Fuelled by the booming Spanish economy, the company took off in the 1990s. In 1999 it floated on the Madrid stock exchange, but remains — unlike BAA, run by chief executive Mike Clasper, pictured right — a family-controlled group, with the Del Pino stake at 58%. That stock, and other family investments, puts Rafael del Pino Sr, who is now aged 88, on the Forbes billionaires list, and at 43rd place on The Sunday Times Rich List for Europe, with a fortune estimated at £2.6 billion.

Using its construction business as a cash-cow, Ferrovial has pushed hard into the public-private infrastructure field, funding airport, road and rail deals in Europe, America and Asia.
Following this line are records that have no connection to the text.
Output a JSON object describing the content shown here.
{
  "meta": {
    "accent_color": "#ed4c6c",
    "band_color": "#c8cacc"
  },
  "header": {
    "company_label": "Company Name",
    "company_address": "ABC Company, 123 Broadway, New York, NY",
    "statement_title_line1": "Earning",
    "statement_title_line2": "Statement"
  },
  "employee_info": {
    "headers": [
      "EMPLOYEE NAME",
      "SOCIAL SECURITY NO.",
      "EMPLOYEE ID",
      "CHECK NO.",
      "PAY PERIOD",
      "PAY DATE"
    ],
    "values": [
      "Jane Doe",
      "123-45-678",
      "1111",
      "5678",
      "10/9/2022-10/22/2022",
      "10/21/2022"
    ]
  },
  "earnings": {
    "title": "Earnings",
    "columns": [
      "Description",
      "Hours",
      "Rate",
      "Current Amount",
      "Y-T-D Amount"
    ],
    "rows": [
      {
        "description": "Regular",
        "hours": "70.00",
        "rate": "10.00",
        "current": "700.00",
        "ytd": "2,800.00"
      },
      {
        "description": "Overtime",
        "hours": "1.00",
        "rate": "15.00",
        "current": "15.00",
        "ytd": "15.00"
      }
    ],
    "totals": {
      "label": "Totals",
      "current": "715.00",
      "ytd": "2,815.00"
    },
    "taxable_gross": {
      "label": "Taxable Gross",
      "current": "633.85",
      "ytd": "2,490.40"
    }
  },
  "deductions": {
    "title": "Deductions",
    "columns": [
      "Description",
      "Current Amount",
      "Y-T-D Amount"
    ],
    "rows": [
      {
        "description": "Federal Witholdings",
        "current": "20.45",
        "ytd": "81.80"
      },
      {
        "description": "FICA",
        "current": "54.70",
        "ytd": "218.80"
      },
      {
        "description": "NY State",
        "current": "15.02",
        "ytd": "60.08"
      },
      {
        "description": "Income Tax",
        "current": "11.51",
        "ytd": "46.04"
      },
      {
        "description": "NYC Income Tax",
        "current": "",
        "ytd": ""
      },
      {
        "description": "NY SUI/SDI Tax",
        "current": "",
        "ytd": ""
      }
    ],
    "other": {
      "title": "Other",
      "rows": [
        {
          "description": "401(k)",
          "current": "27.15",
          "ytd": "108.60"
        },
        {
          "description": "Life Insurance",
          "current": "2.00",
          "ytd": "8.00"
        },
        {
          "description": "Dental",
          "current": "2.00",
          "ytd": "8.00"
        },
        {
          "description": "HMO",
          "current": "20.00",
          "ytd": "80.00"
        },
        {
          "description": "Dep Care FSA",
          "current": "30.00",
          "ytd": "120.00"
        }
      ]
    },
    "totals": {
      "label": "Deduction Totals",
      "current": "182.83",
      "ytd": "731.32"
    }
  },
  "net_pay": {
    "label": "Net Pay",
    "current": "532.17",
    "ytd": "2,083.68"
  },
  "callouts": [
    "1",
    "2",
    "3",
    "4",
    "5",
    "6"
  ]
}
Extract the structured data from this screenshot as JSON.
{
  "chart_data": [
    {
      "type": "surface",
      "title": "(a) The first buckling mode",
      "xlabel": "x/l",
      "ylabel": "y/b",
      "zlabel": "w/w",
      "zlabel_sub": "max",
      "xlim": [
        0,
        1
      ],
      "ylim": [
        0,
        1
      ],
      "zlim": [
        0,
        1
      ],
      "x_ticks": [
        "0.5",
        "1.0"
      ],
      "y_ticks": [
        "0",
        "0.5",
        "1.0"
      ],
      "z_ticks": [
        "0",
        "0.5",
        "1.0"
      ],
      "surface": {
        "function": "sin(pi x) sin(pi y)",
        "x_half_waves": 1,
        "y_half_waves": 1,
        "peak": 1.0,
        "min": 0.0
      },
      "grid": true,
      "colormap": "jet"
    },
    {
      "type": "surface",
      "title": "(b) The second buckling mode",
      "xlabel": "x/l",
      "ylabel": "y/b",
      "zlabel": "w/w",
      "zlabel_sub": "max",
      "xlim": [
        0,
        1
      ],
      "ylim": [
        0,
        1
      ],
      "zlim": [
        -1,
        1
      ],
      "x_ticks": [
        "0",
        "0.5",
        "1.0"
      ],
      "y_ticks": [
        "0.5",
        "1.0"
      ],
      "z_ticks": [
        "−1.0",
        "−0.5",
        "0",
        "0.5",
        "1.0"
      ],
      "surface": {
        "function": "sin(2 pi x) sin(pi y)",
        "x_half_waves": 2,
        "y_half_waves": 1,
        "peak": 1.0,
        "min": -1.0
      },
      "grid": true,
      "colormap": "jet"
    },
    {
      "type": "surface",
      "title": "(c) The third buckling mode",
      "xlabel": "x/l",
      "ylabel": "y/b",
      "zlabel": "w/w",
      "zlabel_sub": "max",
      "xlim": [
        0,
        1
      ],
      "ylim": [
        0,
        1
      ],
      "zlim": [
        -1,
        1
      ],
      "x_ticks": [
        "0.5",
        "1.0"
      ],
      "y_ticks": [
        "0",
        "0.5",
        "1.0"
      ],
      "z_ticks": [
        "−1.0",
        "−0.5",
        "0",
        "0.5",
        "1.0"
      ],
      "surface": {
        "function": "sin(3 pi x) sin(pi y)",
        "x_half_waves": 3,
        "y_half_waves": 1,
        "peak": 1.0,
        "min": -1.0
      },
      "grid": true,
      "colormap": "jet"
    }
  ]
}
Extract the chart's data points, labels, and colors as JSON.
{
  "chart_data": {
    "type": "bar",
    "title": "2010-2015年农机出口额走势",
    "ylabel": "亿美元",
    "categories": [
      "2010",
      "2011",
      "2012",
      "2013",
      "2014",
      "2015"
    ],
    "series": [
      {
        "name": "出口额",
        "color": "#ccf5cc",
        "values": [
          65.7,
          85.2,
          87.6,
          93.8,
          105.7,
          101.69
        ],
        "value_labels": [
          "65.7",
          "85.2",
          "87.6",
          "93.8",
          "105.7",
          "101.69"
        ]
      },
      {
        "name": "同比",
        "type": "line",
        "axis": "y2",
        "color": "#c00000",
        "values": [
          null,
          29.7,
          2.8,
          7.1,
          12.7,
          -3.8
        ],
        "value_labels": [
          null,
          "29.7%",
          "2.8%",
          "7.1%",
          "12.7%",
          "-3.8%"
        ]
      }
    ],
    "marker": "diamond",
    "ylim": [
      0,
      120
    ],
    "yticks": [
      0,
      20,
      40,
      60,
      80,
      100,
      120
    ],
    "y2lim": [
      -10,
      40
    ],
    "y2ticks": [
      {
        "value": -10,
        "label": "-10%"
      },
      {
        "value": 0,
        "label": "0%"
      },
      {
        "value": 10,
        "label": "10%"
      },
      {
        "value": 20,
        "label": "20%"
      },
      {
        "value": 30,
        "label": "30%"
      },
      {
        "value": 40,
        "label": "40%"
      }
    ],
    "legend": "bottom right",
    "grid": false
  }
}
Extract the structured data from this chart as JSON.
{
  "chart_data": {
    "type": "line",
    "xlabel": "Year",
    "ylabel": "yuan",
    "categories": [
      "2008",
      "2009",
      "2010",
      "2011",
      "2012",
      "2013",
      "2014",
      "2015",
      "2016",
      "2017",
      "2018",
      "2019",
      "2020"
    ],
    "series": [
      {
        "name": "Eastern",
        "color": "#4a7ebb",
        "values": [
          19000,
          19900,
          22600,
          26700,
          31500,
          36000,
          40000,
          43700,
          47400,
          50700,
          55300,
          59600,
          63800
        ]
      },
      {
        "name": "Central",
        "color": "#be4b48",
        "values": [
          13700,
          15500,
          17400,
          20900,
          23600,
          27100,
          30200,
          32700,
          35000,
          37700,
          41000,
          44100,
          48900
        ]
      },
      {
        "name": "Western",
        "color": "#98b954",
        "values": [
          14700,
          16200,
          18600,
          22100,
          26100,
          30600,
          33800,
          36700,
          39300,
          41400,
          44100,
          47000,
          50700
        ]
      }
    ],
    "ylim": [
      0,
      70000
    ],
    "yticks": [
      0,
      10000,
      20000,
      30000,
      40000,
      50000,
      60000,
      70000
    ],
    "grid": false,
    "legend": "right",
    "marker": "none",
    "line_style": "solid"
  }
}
“Like many of the big Spanish companies it realised that if it wanted to continue to grow, it had not only to diversify but to expand internationally,” said one Spanish analyst. Foreign operations now account for about 60% of the company’s turnover.

It has two airports in the UK, Belfast and Bristol (which it owns in a joint venture with Macquarie, the Australian bank). It is also a big player in the running of London Underground, having picked up a one-third stake in the Tubelines consortium when it bought the troubled contractor Amey in 2003.

Tubelines is responsible under a 30-year contract for the operation and refurbishment of the track, signalling and stations on three Tube lines, the Jubilee, Northern and Piccadilly.

Since the purchase of Amey, Ferrovial has increased its stake in Tubelines, and now holds 66%. The other shareholder is Bechtel, the influential American project-management group.

The purchase of Amey also brought Ferrovial a beach-head in the UK private finance initiative (PFI) market, the largest in Europe. Amey last month won a project to refurbish and maintain 400 schools in West Yorkshire.

Ferrovial itself has pushed into America through Cintra, its toll-road subsidiary, which has a separate listing from the main group. It has the concession to run the Chicago Skyway, and is working with the state of Texas on ambitious plans for a new trans-state corridor. The company’s early prowess in construction led to Del Pino Sr being dubbed “El Rey de Los Ladrillos” — King of the Bricks.

He handed over the reins to his son in 2000, and the company has retained its reputation in its core construction business. It was responsible for the Guggenheim art museum in Bilbao, one of the iconic buildings of modern Europe.

Rivals describe Del Pino Jr as a “hands-on” chairman. “I would describe him as an executive chairman, and I would also say he is incredibly smart.

“There is no doubt he sees this deal (the potential purchase of BAA) as the next big step forward, a way to turn Ferrovial into the world’s biggest airport group at a single stroke,” said the chief executive of a rival infrastructure group.

The Ferrovial approach sent BAA’s shares soaring, but Del Pino’s reputation means he is unlikely to be short of partners in assembling his bid consortium, the rival executive said. “I think his biggest problem will be demonstrating that he has a credible plan for dealing with BAA’s regulatory structure.”